* This review was written before Unbound was closed due to recent events. I have decided to publish it to celebrate the work that went into the exhibition.
Two Temple Place is an imposing building, and it has the added advantages of being free to visit, with a great shop and cafe. Their exhibition Unbound: Visionary Women Collecting Textiles brought a diverse array of textiles and clothing together from regional museums and galleries to celebrate the collecting practice of seven women. These women – Edith Durham (1863-1944), Louisa Pesel (1870-1947), Olive Matthews (1887-1979), Enid Marx (1902-1998), Muriel Rose (1897-1986), Jennifer Harris (who worked at the Whitworth, University of Manchester until 2016), and Nima Poovaya-Smith (Senior Keeper International Arts at Cartwright Hall Art Gallery in Bradford from 1985-1998) – collected either for themselves or for particular institutions. The items on display comprised examples of embroidery (including The Subversive Stitch Sampler by Lyn Malcom dated 1988, which subsequently featured on the cover of Rozsika Parker’s book of the same name), Yinka Shonibare’s moving piece Wanderer (2007), lace, shoes, and clothing from England, the Balkans, and South Asia.
Numerous items caught my eye when I visited a few weeks ago but one gown from the Olive Matthews Collection at Chertsey Museum directly relates to my research. Olive Matthews began collecting from a young age and initially acquired examples of antique furniture until her father complained about the lack of storage space in their house! She then moved onto historic costumes and accessories, noting ‘I am interested in costumes up to about early Victoria’, and her collection included garments and accessories dating from 1600 onwards. She initially purchased items from Caledonian Road Market (noting that she never paid more than £5 per item), and later from auctions, maintaining a regular correspondence with curators at the V&A, and developing her own extensive knowledge of historic dress. The gown below is made from hand woven Spitalfields silk brocade dated to around 1734. I was struck by the seashell design on the front robings, and what appears to be a nautilus shell and a conical shell, surrounded by leaves and flowers on the skirt of the gown. Collecting natural specimens from overseas to inspire woven silk designs was popular in the eighteenth century and in that respect, this gown represents a history of collecting in more ways than one. Moreover, it provides insights into the manufacture of clothing by mantua-makers. This dress was altered in the mid eighteenth century and is formed of three different silks, which was a way of keeping costs down as continuous lengths of fabric were more expensive. The construction is also reminiscent of a mantua in the V&A’s collection, showing that gowns were often remade into new styles, thus re-using costly fabrics.
The exhibition continued up a grand staircase, and as I got to the second floor, the sun was just emerging from behind a cloud, sending a rainbow of lights onto the wooden panelling. This used to be the study of William Waldorf Astor, the owner of Two Temple Place but it has now been claimed as an exhibition space.
One of the items on display in this room was the linen handkerchief pictured below, of the kind that would have been stocked by seventeenth and eighteenth century seamstresses and milliners.

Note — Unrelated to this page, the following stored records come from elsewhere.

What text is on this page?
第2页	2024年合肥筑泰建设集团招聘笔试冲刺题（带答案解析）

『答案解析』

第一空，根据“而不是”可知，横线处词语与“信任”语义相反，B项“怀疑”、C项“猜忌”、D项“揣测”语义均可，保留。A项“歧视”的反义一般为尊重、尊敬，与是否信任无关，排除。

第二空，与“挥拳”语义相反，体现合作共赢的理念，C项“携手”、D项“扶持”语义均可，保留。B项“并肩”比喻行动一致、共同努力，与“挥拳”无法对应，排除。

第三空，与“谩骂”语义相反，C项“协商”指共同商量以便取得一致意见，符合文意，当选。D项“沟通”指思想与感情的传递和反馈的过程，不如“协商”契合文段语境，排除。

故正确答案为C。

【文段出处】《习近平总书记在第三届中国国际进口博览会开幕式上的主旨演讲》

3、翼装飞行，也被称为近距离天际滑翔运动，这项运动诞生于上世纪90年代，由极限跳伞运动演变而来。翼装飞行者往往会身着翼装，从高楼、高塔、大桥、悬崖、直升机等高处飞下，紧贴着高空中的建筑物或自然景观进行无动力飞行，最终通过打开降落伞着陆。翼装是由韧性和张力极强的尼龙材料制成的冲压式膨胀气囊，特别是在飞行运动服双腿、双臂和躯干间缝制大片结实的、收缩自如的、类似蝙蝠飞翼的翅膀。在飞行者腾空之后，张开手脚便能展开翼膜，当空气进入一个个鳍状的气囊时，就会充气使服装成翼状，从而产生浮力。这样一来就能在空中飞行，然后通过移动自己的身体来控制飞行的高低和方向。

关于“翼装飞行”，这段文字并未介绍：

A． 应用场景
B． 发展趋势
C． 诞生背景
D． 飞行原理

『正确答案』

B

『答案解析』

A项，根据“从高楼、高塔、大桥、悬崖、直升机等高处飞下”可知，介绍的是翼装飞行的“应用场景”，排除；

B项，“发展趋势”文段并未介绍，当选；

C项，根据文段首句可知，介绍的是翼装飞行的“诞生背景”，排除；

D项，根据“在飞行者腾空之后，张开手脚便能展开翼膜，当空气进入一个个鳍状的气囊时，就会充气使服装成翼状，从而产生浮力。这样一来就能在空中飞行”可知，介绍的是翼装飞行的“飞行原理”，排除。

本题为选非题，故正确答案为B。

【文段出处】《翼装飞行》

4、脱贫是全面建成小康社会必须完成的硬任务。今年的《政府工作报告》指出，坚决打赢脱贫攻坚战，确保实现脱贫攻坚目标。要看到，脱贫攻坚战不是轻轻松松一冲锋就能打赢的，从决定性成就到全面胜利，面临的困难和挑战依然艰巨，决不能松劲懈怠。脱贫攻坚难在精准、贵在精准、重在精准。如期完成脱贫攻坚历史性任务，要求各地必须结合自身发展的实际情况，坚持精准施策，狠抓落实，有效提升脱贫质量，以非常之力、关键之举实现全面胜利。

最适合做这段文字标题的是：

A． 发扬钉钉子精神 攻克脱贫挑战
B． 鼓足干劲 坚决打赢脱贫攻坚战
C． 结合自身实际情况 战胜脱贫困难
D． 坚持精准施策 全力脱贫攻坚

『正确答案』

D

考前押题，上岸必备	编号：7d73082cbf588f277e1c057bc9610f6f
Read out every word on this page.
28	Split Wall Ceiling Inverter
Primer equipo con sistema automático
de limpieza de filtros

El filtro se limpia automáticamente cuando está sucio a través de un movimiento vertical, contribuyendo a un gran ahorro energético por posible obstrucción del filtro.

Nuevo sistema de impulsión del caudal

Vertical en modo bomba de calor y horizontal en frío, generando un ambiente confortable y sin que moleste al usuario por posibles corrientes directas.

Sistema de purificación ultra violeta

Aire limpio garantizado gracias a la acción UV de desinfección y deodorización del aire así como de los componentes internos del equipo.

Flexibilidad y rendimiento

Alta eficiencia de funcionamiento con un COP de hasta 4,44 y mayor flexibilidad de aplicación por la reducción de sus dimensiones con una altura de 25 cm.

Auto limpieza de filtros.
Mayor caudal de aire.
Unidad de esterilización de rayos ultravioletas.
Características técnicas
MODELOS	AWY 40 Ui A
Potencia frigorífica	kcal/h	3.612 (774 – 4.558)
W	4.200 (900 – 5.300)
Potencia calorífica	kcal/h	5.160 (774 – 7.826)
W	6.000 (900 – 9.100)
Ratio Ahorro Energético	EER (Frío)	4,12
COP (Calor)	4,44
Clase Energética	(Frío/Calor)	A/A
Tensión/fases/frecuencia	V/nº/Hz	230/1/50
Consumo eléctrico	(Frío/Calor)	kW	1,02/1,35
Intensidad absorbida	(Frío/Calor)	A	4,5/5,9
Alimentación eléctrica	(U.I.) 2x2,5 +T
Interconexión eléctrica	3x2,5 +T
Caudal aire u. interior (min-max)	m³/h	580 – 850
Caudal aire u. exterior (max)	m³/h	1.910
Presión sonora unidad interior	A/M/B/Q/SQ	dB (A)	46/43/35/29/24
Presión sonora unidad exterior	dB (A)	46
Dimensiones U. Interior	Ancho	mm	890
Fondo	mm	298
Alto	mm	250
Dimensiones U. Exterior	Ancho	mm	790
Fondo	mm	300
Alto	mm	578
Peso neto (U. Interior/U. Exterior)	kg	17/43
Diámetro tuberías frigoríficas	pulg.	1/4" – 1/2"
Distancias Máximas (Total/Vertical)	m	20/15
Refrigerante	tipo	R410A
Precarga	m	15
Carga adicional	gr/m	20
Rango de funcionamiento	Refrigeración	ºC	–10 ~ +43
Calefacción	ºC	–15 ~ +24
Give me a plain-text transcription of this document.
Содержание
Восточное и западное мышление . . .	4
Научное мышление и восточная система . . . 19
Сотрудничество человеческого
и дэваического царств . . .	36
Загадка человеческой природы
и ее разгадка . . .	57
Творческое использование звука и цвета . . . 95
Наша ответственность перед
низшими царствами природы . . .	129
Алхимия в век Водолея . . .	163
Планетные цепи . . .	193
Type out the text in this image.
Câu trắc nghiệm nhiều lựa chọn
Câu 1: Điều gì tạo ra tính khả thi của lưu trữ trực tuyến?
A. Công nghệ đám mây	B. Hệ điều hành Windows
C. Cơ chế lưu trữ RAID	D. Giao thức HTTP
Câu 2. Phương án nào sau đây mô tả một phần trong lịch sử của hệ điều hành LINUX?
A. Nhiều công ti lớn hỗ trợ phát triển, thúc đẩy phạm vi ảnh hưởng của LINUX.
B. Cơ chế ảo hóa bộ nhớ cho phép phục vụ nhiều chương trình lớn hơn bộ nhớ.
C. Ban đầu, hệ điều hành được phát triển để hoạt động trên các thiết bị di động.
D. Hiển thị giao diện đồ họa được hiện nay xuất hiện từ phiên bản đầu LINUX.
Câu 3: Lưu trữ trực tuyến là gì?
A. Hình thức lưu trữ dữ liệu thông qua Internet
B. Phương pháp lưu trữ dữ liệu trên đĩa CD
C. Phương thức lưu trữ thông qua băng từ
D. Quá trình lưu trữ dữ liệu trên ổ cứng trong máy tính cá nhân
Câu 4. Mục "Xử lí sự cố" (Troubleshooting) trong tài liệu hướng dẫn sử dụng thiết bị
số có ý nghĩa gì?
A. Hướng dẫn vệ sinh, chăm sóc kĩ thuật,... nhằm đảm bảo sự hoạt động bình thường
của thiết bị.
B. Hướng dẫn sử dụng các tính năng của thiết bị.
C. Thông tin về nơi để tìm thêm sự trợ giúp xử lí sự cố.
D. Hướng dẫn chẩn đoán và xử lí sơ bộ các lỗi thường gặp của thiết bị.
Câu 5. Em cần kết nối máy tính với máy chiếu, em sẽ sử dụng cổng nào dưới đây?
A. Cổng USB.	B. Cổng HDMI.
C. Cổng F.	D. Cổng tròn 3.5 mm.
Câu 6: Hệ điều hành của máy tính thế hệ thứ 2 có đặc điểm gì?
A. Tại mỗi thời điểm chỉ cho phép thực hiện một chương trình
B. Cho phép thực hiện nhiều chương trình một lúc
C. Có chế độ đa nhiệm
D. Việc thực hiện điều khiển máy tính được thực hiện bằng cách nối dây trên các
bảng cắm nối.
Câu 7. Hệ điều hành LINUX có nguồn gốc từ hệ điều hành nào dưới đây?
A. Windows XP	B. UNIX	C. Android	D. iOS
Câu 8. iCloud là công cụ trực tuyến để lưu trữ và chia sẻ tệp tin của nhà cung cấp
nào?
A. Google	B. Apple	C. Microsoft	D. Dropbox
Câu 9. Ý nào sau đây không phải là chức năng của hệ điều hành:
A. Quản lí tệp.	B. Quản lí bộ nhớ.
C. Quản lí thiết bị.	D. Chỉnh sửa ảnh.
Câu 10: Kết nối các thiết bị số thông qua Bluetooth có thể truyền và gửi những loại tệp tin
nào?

It dates from the seventeenth century and is edged with reticella (a form of needle lace), and bobbin lace.
It is clear that the women celebrated in this exhibition have contributed much to our knowledge – and the preservation – of textiles and clothing through their collections. We have a lot to thank them for. Yet, their passion for collecting was often also integral to their wider work as designers and writers, helping them to build expertise, ensuring that their personal stories are as fascinating as the objects on display.
The exhibition was due to run until 19 April 2020 but is now understandably closed.
For more information, visit: https://twotempleplace.org/exhibitions/unbound/
 G. Evans, Fashion in Focus 1600-2009: Treasures from the Olive Matthews Collection (Chertsey Museum, 2011), pp. 9-17.
 T. Kinukawa, ‘Learned vs. Commercial? The Commodification of Nature in Early Modern Natural History Specimen Exchanges in England, Germany, and the Netherlands’, Historical Studies in the Natural Sciences 43:5 (2013), pp. 589-618; Z. Anishanslin, Portrait of a Woman in Silk: Hidden Histories of the British Atlantic World (London, 2016), pp. 54-55.